At the same time, the sentencing memo argued, “The Government cannot think of another cooperating witness in recent history who has received a greater level of attention and harassment.”
Bankman-Fried himself perpetuated some of the worst examples, according to the memo, such as leaking Ellison’s private writings, containing her most “personal and raw” feelings, to The New York Times in an effort to humiliate her. Ellison’s “physical appearance was scrutinized and criticized, and she was mocked in memes and other content on social media,” the memo goes on. It says her therapist divulged personal information to author Michael Lewis, who included it in his 2023 bestseller about FTX, Going Infinite.
When Ellison testified in court, Bankman-Fried “laughed, visibly shook his head, and scoffed” at her, according to the sentencing memo, which says “[n]umerous films and TV shows are in production about the downfall of FTX, which will only perpetuate the public scrutiny Ellison has faced to date.”
Since her very public fall from grace, Ellison, who dated Bankman-Fried on and off for two years, has also “drawn comfort from a new partner,” according to a 182-page sentencing memo filed September 10 by the defense. The memo cites a friend who describes Ellison’s unidentified beau as “a vast improvement” over Bankman-Fried, calling him “honest,” “intelligent,” and “empathetic.”
The thick package submitted by Ellison’s attorneys asked for zero jail time, and highlighted the probation-only sentencing recommendation from Probation and Pretrial Services. It featured letters from friends, family, and former classmates and colleagues, including one from Nobel Prize-winning economist Esther Duflo, and many played up Ellison’s deep belief in “effective altruism.” Ellison, who has been “rendered effectively unemployable in the near term” because of the FTX case, has been tutoring detainees and doing other good deeds while out on bond, defense lawyers wrote.

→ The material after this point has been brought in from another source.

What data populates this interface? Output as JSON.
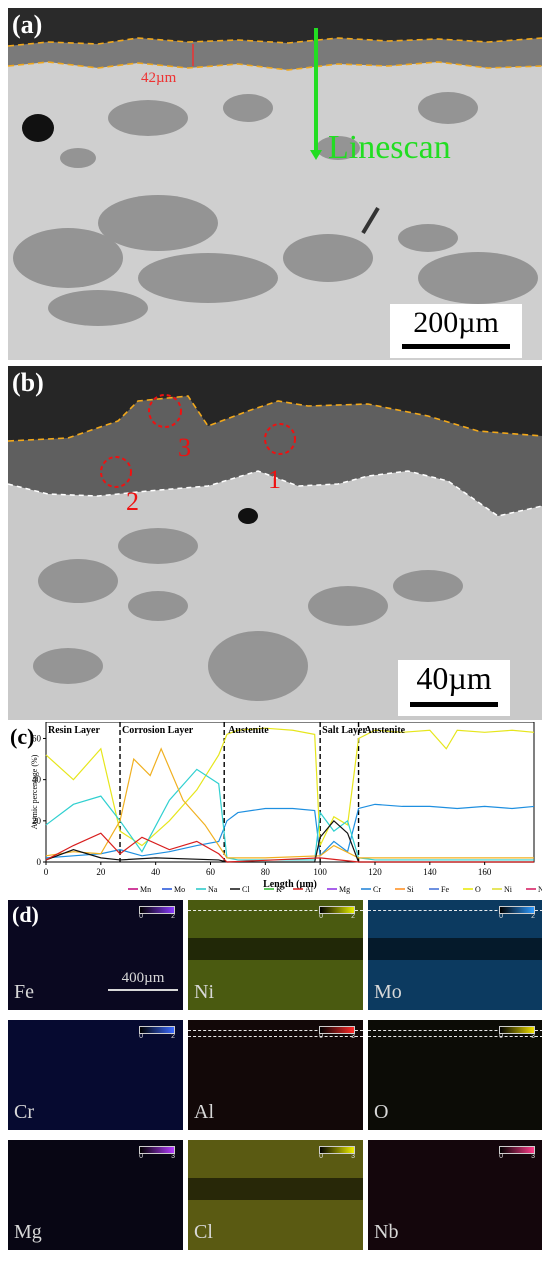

Co-defendant Ryan Salame, who ran a FTX subsidiary in the Bahamas, pleaded guilty last September and is now serving a 7.5-year prison sentence. Former FTX director of engineering Nishad Singh and former chief technology officer Gary Wang have also pleaded guilty and will be sentenced in October and November, respectively.
Bankman-Fried has appealed his sentence, claiming the judge overseeing the trialwas unfairly biased against him.